Comments: The major threat to Juglans cinerea throughout its entire range is susceptibility to the butternut canker disease caused by the fungus Sirococcus clavigignenti-juglandacearum. The fungus disrupts nutrient flow through cambium areas, which is generally fatal. It may take trees more than 40 years to die, but in many cases, death has rapidly followed infection. Following dieback, this species does not leave live rootsprouts and usually does not leave viable seed. The wood, which is highly prized for cabinet-making and other types of woodworking, is in great demand. "Pre-emptive salvage" cutting, in which any remaining healthy trees are cut in the attempt to get full value for them before they become diseased, is common (at least in the Great Lakes states). The salvage of non-infected trees, however reduces the pool of potentially disease resistant individuals. Woodlot management is also a a form of threat to this species, since it may not involve providing the types of disturbance (e.g., soil disturbance) needed by this shade-intolerant species to successfully reproduce and establish new individuals. Unless management practices are altered to allow for open, disturbed areas, it is unlikely that there will be significant butternut reproduction (Skilling 1993).
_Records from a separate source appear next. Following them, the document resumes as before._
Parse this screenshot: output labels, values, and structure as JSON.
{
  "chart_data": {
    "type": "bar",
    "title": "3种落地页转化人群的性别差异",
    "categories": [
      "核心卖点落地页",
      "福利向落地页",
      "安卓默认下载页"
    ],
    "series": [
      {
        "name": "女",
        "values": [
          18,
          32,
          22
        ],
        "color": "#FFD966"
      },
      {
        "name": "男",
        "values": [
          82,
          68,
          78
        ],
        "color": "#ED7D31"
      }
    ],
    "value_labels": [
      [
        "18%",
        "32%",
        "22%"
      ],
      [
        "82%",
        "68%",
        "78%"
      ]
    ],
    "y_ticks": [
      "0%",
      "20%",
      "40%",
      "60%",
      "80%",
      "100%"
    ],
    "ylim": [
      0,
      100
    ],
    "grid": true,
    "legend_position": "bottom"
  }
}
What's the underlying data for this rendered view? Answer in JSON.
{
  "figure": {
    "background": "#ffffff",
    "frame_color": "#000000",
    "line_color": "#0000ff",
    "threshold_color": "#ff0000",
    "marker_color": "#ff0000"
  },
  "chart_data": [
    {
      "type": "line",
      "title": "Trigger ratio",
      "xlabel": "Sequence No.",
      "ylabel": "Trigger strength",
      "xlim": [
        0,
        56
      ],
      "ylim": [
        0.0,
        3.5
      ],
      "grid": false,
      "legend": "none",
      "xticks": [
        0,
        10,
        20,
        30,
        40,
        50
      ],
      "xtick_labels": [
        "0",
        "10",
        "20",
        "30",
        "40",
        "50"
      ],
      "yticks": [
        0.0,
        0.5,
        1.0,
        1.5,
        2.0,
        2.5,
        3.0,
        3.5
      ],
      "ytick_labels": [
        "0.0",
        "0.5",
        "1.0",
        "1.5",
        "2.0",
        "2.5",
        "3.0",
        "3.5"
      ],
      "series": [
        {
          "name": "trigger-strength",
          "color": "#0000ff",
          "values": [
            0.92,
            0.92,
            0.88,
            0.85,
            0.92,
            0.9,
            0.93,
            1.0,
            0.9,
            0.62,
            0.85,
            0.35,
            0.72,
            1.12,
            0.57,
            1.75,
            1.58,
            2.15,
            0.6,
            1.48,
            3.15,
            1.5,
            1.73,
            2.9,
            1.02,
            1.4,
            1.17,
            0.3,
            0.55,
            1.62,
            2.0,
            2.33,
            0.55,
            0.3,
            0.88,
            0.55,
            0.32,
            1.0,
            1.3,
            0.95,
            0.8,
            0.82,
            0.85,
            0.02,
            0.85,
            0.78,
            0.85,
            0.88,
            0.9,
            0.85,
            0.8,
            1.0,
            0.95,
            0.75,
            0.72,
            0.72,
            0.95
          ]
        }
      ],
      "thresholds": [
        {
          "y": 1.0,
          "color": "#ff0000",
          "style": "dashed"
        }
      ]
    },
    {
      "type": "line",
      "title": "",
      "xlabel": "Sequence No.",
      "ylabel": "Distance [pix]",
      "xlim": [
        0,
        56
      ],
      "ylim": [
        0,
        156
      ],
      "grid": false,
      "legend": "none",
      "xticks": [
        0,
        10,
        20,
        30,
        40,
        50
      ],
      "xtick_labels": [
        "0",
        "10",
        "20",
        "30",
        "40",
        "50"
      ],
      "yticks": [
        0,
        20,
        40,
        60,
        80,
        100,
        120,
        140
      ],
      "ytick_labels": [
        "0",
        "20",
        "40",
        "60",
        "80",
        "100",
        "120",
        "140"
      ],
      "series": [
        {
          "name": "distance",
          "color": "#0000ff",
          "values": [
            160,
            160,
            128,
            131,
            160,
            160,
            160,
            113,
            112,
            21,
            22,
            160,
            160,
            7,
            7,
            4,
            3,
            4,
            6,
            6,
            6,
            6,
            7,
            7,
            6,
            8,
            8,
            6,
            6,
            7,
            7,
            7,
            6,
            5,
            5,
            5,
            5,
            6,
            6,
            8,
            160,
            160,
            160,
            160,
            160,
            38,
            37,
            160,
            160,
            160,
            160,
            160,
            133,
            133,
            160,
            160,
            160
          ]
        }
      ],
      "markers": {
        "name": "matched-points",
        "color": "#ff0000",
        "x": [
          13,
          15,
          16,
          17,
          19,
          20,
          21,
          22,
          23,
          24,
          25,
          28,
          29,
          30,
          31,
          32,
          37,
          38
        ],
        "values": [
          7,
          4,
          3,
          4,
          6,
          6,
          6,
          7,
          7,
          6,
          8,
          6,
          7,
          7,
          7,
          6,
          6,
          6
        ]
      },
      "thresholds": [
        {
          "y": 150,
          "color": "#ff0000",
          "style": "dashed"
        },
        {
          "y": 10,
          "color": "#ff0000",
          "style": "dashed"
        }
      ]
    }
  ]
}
In many areas healthy butternut trees have been found growing adjacent to diseased trees and these presumably resistant trees have remained healthy over a 12 year period (Ostr and Woeste 2004).
Butternut canker disease can be identified by the following characteristics or conditions: (1) trees with dying branches or dead tops, and tufts of shoots (epicormic shoots) below the dead portions; (2) discolored bark that in spring exudes an inky-black, thin fluid from cracks in the cankers, and in summer has sooty bark patches that commonly have a white margin; and (3) cankers of various types. In early stages, cankers are sunken and elongate, originating at leaf scars, buds, and in various tree wounds. In latter stages, cankers are visible on older stem and branch portions, many loosely covered with shredded bark and bordered by successive callus layers. Infected trees are also characterized by dark brown to blackish wood portions in elliptical patterns beneath the bark. Dieback occurs through single or coalescing cankers girdling branches, and branch suckers and stem sprouts quickly become infected and die.
An additional threat is hybridization with Juglans ailantifolia (heartnut), a species from Japan which is marketed as a nut tree (McDaniel 1979).